On Wednesday, 2 December 2015, the International Christian Embassy Jerusalem (ICEJ) held a symposium at the European Parliament in Brussels, titled The Economic Wall of the EU Labelling Move hosted by MEP Takkula (ALDE, FI) and MEP Belder (ECR, NL). Main speakers included renowned international legal expert, Prof. Avi Bell, Greek Orthodox priest and founder of the Israeli Christian Empowerment Council (ICRF), Father Gabriel Naddaf, and the Chief Rabbi of the Netherlands, Binyomin Jacobs.
MEP Hannu Takkula opened the first session of the symposium, expressing his concerns that the labelling guidelines will have enormous impacts for the EU and Israel relations. Until now, we have been creating a good base for co-operation between EU and Israel but this labelling move will not only harm the economic relations, but also will have an unfortunate impact on the co-operation in every field.
MEP Bas Belder (ECR, NL) noted the mutual high concern by colleague MEPs about the ineffective recent EU labelling move and how it damages EU-Israel relations as well as any prospects for the Middle East peace process. Which the EU is so naively forcing to restart. The labelling move will certainly not help. Its counter-productive, remarked Belder. He furthermore stressed: the labelling measure will hit Palestinian workers and their family the most. Therefore, I view the European move as anti-Palestinian!
A statement by Dr. Jürgen Bühler, Executive Director of ICEJ, was presented which noted that the EU interpretative notice will only divide Israelis and Palestinians further and hurt those it claims to help. Despite EU efforts to downplay the political nature of the labelling move, it is clear that the guidelines have been formulated to apply pressure on Israelis and they violate the rules of the World Trade Organisation, said Dr. Bühler ahead of the symposium.
Prof. Avi Bell clarified how the Commissions interpretative notice violates international law.

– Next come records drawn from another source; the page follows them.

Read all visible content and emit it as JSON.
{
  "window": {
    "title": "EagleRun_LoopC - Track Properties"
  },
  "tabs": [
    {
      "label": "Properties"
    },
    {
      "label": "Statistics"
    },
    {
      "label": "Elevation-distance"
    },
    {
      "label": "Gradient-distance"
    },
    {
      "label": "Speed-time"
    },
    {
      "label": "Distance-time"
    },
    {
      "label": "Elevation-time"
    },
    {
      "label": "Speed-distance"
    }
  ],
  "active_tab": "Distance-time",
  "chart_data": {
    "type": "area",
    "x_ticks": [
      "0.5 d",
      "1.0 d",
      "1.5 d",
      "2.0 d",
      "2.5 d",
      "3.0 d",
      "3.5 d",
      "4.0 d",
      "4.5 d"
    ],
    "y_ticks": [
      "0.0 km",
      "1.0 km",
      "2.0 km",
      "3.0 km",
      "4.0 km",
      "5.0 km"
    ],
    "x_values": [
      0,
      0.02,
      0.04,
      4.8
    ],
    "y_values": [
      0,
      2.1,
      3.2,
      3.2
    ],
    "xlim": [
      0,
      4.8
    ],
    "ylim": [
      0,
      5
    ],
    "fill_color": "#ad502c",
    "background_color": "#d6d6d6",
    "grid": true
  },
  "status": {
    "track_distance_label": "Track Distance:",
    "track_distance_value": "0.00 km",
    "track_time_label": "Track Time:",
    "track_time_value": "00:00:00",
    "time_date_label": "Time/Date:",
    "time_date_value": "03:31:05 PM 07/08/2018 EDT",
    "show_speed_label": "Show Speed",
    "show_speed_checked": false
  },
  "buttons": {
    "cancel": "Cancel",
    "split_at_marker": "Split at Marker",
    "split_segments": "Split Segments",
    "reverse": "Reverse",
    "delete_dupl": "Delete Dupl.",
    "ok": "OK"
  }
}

While the interpretive notice restricts labels on Israeli products, EU law permits Taiwan and the Palestinian Authority to market products in the EU with made in Taiwan and made in Palestine labels that contradict EU views on sovereignty, according to which neither is an independent state. Indeed, the same interpretive notice which claims that European consumers will be misled by made in Israel labels on Israeli products from Israeli businesses in the Jewish quarter of the Old City of Jerusalem, will not be misled by made in Palestine labels on identical products made by their Arab neighbours in the Christian quarter of the Old City.

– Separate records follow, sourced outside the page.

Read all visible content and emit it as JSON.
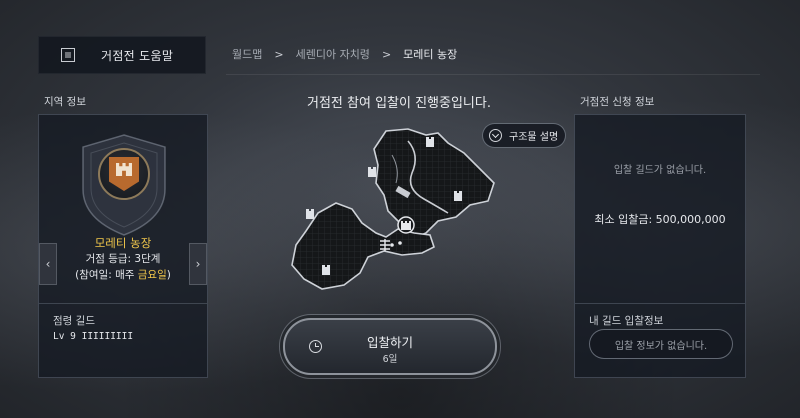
{
  "help": {
    "label": "거점전 도움말",
    "icon": "help-book-icon"
  },
  "breadcrumb": {
    "items": [
      "월드맵",
      "세렌디아 자치령",
      "모레티 농장"
    ],
    "separator": ">"
  },
  "left_panel": {
    "title": "지역 정보",
    "region_name": "모레티 농장",
    "grade": "거점 등급: 3단계",
    "day_prefix": "(참여일: 매주 ",
    "day_value": "금요일",
    "day_suffix": ")",
    "prev_arrow": "‹",
    "next_arrow": "›",
    "occupying_title": "점령 길드",
    "occupying_guild": "Lv 9 IIIIIIIII"
  },
  "center": {
    "title": "거점전 참여 입찰이 진행중입니다.",
    "structure_button": "구조물 설명",
    "bid_button": {
      "label": "입찰하기",
      "sub": "6일"
    }
  },
  "right_panel": {
    "title": "거점전 신청 정보",
    "no_guild": "입찰 길드가 없습니다.",
    "min_bid": "최소 입찰금: 500,000,000",
    "my_title": "내 길드 입찰정보",
    "my_status": "입찰 정보가 없습니다."
  },
  "colors": {
    "accent_gold": "#f0c64b",
    "emblem_orange": "#b86a2e"
  }
}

Father Gabriel Naddaf spoke strongly against the labelling, emphasizing the inevitable harmful outcome: "As a Christian leader, raised in Nazereth, living among the Arab Muslims, I tell you clearly: this decision affects Muslims, Christians, Druze and all other minority citizens of Israel, not just the Jews. This labelling of Israeli products is a further betrayal of Christian values in Europe, and it further weakens the Christian spirit in Europe." Father Naddaf called the move to label Israeli goods a racist, anti-Semitic decision.
Chief Rabbi of the Netherlands, Binyomin Jacobs pointed at the tensions that the recent EU move has created within Europe, with Hungary and Merkels party opposing it. Negativity and hostility always work both ways internally as well as externally, Jacobs noted.

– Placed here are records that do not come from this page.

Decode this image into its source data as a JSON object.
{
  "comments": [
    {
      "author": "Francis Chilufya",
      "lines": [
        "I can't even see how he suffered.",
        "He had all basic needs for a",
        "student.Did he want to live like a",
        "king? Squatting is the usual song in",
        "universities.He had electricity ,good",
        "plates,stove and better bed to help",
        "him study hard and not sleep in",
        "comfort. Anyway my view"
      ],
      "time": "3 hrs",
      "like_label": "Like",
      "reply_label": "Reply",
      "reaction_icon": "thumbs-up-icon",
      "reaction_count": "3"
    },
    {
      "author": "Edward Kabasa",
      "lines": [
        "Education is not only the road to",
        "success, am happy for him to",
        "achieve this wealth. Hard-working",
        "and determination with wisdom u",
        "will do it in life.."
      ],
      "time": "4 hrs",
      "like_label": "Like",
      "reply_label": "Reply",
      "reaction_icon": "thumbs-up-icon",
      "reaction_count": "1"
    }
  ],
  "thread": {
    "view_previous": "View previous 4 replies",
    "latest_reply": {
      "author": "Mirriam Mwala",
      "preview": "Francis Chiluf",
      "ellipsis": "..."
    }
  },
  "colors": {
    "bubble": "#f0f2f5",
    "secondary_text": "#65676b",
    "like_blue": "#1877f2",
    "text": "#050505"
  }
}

MEP Takkula added: As a member of the WTO, we should follow the equal treatment rule among all of our trade partners. The interpretation we are now guided to follow doesn't fulfil this requirement. MEP Takkula hopes that Member States of the European union will not make the situation worse with more strict interpretation, but will do their share to help the market gain access to the Palestinian products. MEP Belder stressed that Israel and the EU equally benefit from the cooperation in security, trade and science and technology sectors just to name a few. The wide array of relations we share with the Jewish State are essential to Europe.